Bahkan setiap kali berbentur, ular weling milik Wasi Sableng selalu berusaha untuk mencaplok sapu tangan biru yang menjadi lawannya.
Mengingat hal itu semua, si genit Teja Biru menjadi lebih waspada dan berhati-hati dalam menggunakan sapu tangan birunya. Salah langkah, senjatanya bisa terampas oleh lawan dan itu berarti pula sebagai kekalahannya.
Meskipun pertarungan ini telah berlangsung berpuluh jurus, belum seorangpun di antara mereka berdua yang menunjukkan tanda-tanda kelelahan ataupun kehabisan tenaga.
"Kau belum menyerah!?" seru Wasi Sableng kepada lawannya yang terus-menerus gigih melancarkan serangan.
"Kaulah yang mesti menyerah kepadaku, hi, hi, hi," sahut Teja Biru.
"Dengan begitu, kau boleh membungkuk minta ampun di hadapanku. Atau kau pilih memeriksa kutu di kepalaku?!"
"Haaah!?" desis Wasi Sableng dengan nada kaget, marah bercampur heran. Bukankah itu kata-kata hinaan bagi dirinya? Tapi lantaran kata-kata tadi diucapkan dengan gaya yang memikat dan genit oleh Teja Biru, justru membuat Wasi Sableng tidak menjadi marah lebih lanjut. Malahan ia menjadi senang pula karenanya. Dan katanya kemudian, "Babo-babo! Toblas. Wong denok ayu, hati-hati jika sampai dapat kukalahkan. Engkau akan kupondong keliling Asemarang terus-menerus selama tujuh hari!"
"Pikiran gendeng! Hi, hi, hi, hi. Tak akan semudah itu mengalahkan Teja Biru!" seru si genit sementara sapu tangannya terus-menerus menyambar mencari sasaran.

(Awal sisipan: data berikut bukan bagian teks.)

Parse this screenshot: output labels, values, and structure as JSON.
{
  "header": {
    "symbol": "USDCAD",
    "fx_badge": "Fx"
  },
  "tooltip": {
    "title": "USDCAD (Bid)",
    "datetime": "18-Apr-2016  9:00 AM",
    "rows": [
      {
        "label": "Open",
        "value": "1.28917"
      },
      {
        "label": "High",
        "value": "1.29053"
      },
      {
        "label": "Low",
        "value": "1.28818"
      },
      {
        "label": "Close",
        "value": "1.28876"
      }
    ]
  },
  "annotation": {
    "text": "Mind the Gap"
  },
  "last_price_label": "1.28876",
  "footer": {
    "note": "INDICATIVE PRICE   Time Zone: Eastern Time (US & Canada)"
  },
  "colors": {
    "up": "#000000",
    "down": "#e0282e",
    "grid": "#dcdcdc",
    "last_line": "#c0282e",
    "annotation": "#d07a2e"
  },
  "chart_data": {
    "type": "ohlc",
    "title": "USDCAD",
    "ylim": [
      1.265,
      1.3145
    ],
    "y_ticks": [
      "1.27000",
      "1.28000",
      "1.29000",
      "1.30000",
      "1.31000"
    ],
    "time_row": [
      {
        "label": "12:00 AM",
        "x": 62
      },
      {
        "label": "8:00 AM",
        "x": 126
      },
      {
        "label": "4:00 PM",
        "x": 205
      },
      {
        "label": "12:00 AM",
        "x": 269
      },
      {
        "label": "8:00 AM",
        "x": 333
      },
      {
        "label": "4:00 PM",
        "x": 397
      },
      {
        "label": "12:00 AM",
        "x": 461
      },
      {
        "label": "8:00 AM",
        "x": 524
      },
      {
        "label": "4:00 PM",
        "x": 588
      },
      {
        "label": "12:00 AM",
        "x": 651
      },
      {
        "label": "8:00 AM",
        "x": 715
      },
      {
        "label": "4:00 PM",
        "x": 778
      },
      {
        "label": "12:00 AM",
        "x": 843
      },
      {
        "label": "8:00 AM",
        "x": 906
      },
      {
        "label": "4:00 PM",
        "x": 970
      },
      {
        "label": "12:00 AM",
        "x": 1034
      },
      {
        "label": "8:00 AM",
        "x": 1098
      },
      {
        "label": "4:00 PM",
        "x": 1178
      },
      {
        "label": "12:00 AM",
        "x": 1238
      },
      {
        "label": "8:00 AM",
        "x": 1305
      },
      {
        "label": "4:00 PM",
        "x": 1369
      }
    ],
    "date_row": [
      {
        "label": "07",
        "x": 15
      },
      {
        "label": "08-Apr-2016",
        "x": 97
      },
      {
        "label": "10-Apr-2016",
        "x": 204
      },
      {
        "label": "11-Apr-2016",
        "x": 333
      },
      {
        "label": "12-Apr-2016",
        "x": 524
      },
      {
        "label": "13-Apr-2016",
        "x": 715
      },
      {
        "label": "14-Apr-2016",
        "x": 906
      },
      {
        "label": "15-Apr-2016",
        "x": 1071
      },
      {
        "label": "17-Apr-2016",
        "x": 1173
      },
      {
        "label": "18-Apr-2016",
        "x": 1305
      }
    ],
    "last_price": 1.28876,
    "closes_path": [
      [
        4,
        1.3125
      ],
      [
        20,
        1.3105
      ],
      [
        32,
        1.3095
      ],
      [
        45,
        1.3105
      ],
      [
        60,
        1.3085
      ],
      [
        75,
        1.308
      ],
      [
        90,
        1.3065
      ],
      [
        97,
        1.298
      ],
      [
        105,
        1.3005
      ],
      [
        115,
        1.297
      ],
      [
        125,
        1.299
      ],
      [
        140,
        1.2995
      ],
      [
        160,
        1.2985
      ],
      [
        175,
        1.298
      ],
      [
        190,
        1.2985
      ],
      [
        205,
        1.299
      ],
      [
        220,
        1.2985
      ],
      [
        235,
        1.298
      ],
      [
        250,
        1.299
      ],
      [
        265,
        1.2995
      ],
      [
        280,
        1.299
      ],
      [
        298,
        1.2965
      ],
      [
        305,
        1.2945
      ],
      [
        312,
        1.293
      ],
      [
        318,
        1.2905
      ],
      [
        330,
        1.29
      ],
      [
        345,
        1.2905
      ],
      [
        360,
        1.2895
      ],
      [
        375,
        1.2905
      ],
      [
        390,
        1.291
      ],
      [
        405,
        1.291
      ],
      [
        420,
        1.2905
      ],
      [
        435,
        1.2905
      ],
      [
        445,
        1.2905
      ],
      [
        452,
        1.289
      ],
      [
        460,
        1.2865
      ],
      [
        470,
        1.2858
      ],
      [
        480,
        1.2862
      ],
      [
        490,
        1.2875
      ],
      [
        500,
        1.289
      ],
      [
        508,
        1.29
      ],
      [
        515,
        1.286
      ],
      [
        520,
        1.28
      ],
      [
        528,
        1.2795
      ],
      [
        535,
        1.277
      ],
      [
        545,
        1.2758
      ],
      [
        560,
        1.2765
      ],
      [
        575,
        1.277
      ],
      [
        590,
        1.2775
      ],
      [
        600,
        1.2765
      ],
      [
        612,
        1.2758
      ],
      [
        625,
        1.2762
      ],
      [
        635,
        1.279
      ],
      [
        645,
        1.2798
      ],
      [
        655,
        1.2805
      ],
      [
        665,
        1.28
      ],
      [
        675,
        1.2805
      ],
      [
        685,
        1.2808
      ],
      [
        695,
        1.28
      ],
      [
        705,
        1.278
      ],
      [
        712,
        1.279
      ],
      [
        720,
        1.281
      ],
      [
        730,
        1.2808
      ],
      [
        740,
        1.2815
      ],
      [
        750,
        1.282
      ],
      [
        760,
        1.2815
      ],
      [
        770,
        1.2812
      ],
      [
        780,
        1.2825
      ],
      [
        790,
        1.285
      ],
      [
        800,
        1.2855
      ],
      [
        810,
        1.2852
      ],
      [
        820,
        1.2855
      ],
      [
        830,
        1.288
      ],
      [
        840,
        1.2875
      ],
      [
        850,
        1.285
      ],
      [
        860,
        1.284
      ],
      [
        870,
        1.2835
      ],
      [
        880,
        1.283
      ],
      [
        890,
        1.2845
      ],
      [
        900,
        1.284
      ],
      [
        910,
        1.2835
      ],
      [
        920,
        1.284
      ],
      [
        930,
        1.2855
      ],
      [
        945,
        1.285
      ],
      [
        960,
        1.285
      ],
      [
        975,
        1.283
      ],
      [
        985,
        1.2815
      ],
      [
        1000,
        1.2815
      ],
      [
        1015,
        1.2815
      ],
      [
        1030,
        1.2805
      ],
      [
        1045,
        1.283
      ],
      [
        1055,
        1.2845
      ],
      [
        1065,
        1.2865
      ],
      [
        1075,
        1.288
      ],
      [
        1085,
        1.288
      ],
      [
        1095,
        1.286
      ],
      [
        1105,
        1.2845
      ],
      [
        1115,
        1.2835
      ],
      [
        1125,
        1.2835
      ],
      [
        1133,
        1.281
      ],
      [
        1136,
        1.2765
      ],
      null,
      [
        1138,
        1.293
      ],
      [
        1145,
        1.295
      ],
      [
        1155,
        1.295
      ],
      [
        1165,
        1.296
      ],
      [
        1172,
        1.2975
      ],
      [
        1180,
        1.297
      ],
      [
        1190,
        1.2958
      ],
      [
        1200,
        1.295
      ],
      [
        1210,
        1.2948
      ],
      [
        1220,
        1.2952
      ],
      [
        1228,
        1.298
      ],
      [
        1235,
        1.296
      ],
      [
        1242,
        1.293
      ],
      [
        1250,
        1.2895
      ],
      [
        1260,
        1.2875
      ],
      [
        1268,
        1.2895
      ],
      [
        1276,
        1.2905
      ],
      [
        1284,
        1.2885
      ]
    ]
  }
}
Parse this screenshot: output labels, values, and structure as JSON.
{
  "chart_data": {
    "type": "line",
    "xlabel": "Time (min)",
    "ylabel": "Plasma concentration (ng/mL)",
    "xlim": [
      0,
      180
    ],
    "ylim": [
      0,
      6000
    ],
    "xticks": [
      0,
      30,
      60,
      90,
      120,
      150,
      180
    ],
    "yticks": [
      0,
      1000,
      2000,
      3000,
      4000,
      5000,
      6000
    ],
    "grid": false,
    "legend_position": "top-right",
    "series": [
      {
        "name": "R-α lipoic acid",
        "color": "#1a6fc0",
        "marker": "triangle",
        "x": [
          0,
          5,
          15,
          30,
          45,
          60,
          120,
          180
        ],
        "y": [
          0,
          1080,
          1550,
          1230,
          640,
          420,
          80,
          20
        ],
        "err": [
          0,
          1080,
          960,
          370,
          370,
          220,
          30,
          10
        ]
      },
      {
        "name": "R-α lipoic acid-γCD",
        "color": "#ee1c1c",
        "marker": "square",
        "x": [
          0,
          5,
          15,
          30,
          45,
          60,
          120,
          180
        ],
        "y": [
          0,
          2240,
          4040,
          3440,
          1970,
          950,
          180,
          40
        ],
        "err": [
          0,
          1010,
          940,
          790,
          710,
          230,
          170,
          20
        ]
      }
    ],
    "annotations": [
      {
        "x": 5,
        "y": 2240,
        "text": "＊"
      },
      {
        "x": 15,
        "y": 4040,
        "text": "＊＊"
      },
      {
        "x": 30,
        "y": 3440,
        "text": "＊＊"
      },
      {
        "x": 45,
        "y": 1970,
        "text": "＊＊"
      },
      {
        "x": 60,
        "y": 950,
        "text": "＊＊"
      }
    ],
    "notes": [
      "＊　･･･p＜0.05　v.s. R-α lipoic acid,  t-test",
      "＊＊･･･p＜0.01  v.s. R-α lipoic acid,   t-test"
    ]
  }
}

Dalam pada itu, sesungguhnya Teja Biru merasa bingung dan kerepotan memikirkan cara, bagaimana harus mengalahkan Wasi Sableng dengan cara yang tidak menyakitkan hatinya. Begitulah, sambil bertempur menghadapi Wasi Sableng, ia terus memikirkan cara yang tepat dan jitu.
Rupanya Wasi Sableng pun tengah mencari cara untuk menundukkan si binal Teja Biru dalam jurusjurus berikutnya. Untuk menggebrak sampai roboh, terang ia tidak sampai hati dan sesungguhnya ia sendirilah yang bakal rugi jika si genit sampai mengalami cedera.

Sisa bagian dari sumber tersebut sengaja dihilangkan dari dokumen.